Hama and Homs are at the front line of the anti-regime protests that have rocked Syria since mid-March, since when the U.N. estimates more than 3,000 people, mostly civilians, have been killed.
The Observatory's chief Rami Abdul Rahman told AFP in Nicosia that Homs had seen the "highest number of martyrs to date" since the protest movement unfolded, accounting for 40 percent of protesters' deaths.
The latest violence was the deadliest in nearly six months to occur on a Friday, the day worshippers emerging from weekly prayers at mosques defy the security forces and swarm the streets to rally against the regime.

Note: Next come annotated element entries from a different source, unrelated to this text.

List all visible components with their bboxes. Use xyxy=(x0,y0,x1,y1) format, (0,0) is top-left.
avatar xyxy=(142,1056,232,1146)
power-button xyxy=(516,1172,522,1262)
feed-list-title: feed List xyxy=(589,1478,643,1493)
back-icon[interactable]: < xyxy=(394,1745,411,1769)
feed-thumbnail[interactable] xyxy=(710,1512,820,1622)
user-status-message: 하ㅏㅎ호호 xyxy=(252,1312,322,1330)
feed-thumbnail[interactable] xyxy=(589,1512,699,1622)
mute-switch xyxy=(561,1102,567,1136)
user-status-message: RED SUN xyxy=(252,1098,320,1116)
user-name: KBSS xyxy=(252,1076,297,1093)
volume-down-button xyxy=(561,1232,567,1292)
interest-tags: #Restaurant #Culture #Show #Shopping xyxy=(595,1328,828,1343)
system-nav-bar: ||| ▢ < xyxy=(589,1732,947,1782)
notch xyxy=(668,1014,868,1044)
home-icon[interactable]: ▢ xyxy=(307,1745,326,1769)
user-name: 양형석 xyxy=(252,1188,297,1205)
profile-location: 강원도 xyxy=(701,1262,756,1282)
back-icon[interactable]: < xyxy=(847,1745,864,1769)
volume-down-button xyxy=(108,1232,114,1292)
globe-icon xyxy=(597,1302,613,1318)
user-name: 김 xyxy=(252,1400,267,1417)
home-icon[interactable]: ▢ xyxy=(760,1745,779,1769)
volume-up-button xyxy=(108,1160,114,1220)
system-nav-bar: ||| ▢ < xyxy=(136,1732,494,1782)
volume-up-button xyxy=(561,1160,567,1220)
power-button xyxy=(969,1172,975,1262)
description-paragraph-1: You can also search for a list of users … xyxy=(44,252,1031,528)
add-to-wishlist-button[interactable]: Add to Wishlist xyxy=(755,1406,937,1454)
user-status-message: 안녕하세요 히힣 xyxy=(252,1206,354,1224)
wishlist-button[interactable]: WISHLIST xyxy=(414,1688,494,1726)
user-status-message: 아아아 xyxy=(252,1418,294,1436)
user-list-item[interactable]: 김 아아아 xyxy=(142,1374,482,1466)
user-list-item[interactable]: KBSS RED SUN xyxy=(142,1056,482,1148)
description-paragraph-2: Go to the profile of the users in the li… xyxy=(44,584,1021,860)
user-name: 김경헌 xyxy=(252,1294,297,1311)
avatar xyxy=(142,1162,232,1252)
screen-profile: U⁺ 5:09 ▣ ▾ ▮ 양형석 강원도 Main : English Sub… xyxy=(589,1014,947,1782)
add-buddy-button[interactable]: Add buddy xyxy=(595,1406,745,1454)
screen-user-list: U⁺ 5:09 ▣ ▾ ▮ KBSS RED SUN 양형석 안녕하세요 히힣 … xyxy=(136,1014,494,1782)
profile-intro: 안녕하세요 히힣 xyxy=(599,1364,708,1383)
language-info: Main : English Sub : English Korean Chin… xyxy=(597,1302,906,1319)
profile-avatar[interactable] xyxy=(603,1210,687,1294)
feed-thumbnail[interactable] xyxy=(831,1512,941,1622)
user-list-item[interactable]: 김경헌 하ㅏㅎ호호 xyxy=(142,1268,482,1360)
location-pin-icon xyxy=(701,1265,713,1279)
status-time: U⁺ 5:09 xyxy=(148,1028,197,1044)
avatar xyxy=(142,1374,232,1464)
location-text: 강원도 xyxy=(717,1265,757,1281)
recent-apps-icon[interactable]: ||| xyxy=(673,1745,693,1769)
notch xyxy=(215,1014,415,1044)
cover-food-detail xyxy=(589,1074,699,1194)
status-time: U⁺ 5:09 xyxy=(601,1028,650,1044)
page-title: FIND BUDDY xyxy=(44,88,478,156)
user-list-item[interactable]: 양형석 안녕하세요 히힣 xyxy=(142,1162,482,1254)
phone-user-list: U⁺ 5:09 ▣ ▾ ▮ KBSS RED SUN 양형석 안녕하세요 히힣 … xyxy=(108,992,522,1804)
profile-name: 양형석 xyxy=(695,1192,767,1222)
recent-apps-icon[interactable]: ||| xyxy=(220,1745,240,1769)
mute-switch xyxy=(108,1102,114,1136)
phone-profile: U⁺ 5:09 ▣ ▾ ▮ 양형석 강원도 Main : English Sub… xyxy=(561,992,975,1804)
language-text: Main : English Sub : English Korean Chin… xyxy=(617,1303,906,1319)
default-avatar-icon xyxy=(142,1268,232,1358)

The worst day's violence was on April 22, when toll reached 72.
Each Friday protesters rally around a theme.
This time they demanded the imposition of a no-fly zone to protect civilians and to encourage soldiers to defect -- like the U.N.-mandated no-fly zone over Libya that helped topple dictator Moammar Gadhafi.
"We call on the international community to impose a no-fly zone so that the Syrian Free Army can function with greater freedom," the Syrian Revolution 2011, one of the main movers behind the dissent, said on its Facebook page.
A defecting army officer who has taken refuge in Turkey, Colonel Riad al-Asaad, claimed in July to have established an opposition armed force called the "Syrian Free Army," but its strength and numbers are unknown.
Meanwhile the U.S. firm Blue Coat Systems which specializes in Internet censoring equipment on Friday confirmed that Syria was using its products to block web activity.
And a Syrian-born U.S. citizen Mohammed Anas Haitham Soueid, 47, pleaded not guilty in a U.S. court Friday to charges he had spied on anti-Assad protesters for Syrian intelligence. He was remanded in custody for trial on March 5.